Wealthy nations’ skewed priorities in global health lawmaking
There are a number of reasons why wealthy nations should increase their investments in global health. The first is that such investments would reduce the burden of infectious diseases on developed countries, thereby promoting their economic interests and global security. However, these reasons are not sufficient to encourage these countries to increase their investments in global health. They must also change their priorities in ways that are more in line with the needs of poorer countries.
As the USG has increased its role in global health policy making, it has tended to prioritize economic liberation and the privatization of public health. However, this trend has changed in recent years, with the United States focusing more on the r&d in the area of global health. However, the disproportionately high priority given to global health by wealthy nations has led to a disproportionately high cost of care and poorer health outcomes.
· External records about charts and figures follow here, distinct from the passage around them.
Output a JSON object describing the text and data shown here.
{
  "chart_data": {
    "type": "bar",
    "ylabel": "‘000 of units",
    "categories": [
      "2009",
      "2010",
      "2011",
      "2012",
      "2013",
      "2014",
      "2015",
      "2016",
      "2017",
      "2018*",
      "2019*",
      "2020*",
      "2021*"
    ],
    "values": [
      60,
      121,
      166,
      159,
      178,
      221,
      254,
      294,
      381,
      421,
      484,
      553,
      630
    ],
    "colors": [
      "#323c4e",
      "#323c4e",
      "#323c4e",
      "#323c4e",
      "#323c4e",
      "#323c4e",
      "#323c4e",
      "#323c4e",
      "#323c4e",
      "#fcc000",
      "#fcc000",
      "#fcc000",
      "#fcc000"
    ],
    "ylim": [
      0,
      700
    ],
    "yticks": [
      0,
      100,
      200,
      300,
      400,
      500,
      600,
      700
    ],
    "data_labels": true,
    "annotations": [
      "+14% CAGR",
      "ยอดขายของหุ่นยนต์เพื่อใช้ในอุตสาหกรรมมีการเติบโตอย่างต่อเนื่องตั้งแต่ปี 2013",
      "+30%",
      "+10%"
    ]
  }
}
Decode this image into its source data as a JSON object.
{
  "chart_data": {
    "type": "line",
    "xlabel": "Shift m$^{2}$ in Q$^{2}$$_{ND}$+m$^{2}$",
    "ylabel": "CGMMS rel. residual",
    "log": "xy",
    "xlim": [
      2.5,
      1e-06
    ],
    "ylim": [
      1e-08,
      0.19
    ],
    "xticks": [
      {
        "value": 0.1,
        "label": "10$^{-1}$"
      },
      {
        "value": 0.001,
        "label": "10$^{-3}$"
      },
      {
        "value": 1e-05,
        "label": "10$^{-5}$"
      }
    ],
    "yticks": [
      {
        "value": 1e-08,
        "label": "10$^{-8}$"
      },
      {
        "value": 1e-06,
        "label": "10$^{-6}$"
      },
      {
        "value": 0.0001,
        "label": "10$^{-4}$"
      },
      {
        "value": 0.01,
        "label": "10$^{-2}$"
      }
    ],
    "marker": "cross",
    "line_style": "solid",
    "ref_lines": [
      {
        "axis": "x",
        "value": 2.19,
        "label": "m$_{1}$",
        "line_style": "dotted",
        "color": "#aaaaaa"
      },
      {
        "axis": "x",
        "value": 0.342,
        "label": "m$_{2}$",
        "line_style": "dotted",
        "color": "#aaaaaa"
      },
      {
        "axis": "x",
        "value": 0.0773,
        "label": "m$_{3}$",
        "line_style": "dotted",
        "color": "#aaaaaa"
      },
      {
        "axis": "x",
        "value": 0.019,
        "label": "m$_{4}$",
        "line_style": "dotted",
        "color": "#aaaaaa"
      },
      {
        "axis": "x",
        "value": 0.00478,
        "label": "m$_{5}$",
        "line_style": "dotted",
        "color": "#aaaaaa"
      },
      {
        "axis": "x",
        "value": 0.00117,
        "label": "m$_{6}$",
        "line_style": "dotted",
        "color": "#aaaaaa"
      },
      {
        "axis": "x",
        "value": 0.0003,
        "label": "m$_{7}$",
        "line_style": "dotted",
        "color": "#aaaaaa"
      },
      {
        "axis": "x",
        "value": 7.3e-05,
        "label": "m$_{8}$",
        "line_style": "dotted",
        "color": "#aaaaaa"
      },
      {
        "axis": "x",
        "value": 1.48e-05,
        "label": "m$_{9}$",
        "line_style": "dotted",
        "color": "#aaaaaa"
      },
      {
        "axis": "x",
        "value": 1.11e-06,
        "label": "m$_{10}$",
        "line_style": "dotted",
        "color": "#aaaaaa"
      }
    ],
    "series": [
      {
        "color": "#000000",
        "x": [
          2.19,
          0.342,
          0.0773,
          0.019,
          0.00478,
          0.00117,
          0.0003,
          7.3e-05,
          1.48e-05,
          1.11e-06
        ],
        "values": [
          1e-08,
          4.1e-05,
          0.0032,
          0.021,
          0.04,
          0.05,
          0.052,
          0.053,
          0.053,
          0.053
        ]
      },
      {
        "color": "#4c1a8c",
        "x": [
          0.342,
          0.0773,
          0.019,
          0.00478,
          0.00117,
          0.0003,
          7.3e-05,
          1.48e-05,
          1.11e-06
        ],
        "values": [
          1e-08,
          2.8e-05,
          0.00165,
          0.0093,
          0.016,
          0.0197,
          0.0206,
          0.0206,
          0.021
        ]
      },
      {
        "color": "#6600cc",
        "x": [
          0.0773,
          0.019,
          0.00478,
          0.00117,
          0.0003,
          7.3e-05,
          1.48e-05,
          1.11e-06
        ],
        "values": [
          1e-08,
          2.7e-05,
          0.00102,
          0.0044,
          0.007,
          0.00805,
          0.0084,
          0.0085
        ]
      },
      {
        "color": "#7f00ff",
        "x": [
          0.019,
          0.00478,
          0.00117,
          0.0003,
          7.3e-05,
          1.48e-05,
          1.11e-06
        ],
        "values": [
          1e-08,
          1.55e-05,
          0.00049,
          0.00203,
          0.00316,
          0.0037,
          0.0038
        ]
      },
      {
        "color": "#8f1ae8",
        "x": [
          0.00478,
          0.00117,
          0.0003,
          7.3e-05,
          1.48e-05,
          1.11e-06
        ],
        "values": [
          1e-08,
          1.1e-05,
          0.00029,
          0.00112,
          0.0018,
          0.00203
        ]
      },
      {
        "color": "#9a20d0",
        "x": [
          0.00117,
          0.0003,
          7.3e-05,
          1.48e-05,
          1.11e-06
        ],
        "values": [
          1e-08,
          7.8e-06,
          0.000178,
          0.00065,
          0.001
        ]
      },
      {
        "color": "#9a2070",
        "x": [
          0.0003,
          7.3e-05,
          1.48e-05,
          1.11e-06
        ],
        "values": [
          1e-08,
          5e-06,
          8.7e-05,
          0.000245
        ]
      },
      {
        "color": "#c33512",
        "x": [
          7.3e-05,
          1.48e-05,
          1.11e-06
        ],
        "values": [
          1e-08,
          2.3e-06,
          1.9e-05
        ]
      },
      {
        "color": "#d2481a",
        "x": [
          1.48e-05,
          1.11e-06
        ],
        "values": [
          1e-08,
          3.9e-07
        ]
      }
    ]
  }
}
Legal framework for global health governance
The book presents a legal framework for infectious disease governance that can address the challenges associated with infectious disease pandemics. It focuses on the West African Ebola crisis of 2014 as a case study to illustrate the principles involved. It is a part of a larger collaborative project on international health governance. It provides a useful introduction to the subject. This edited volume aims to help governments and international organizations to implement their own health policies.
The 1982 Plan of Action for Implementation of the Global Strategy for Health for All explicitly included a shared responsibility provision. It stated that member states must mobilize resources and identify external funds to help low-income countries to address their health problems. Developed countries will transfer these funds to developing countries and review the nature of these transfers. In contrast, the WHO guidance on UHC mentions only that some low-income countries require assistance from other countries.